None gave any serious weight to Thomas's own explanation, which is that he read a lot, ranging from Ayn Rand to Thomas Sowell, and concluded that libertarianish conservatism made sense. I thought those articles were insulting to Thomas and to blacks in general, and still do. If whites can read and be influenced by Ayn Rand and Thomas Sowell, why can't blacks? And if Scalia can win grudging praise for the sharpness of this legal writings, why can't Thomas, who, if anything, is a bolder and more original thinker than is Scalia?

Good questions.

* Commenting on Lawrence v. Texas, Larry Lessig writes: "at Market and Castro there is a huge Gay Pride flag that flies every day of the year. Huge — maybe the largest flag I have ever seen.... I am told that the day after Lawrence was decided, the Gay Pride flag came down. An American flag was raised in its place."

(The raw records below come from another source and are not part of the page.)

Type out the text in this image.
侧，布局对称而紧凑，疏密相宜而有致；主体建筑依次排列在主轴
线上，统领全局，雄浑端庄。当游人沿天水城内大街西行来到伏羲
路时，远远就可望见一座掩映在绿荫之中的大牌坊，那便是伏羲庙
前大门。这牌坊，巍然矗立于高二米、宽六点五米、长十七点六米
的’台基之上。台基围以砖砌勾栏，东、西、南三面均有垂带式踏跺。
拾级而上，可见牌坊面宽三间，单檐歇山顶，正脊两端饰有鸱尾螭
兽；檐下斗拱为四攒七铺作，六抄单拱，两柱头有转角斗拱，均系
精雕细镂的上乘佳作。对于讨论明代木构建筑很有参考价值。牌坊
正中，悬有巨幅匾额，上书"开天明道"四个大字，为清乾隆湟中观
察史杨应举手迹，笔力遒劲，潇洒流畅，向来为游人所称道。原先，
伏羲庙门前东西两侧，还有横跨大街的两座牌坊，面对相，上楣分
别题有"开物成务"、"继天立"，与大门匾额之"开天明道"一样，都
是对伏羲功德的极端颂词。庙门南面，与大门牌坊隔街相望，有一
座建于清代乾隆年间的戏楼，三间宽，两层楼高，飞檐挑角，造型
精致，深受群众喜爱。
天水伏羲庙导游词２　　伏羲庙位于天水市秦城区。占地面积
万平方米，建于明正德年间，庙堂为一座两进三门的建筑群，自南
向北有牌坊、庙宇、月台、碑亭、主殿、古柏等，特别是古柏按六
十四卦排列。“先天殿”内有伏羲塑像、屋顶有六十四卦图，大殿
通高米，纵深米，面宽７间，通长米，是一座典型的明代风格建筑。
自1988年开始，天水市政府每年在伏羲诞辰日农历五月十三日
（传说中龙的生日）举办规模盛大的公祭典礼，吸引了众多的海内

* Nate Oman offers an entertaining an provacative take on penalty clauses in contract law in his response to Sasha Volokh's post on "utilitarian paternalism." The issue is cigarette taxes and smoking policy, and Nate wonders whether smokers might enter into a "a contract whereby [they] sell to someone my commitment not to smoke in the future." He uses a liquidated damages clause to set the price of breach by the smoker, and "imagines lawyers buying up a portfolio of these promises." Nate suggests that the problem with this idea is that the liquidated damages provision is a penalty clause, which cannot be enforced. (We'll play along for the moment and assume this is the only problem with the idea.) He then argues that enforcement of a penalty clause is justified in this instance as a means of getting around "the problem of hyperbolic discounting" by smokers. During law school, when I was still enamored with public law, I wrote a paper that was related to this question (actually, the paper was about drug legalization), and the missing piece in this exchange is addiction. It isn't clear from the exchange whether addiction is raised in the issue of Regulation that started all of this, but that is possibly the source of the hyperbolic discounting that lies at the core of the problem. In any event, I doubt that taxes, prohibitions, or contracts hold much sway over the addicted, who tend to find ways around such constraints.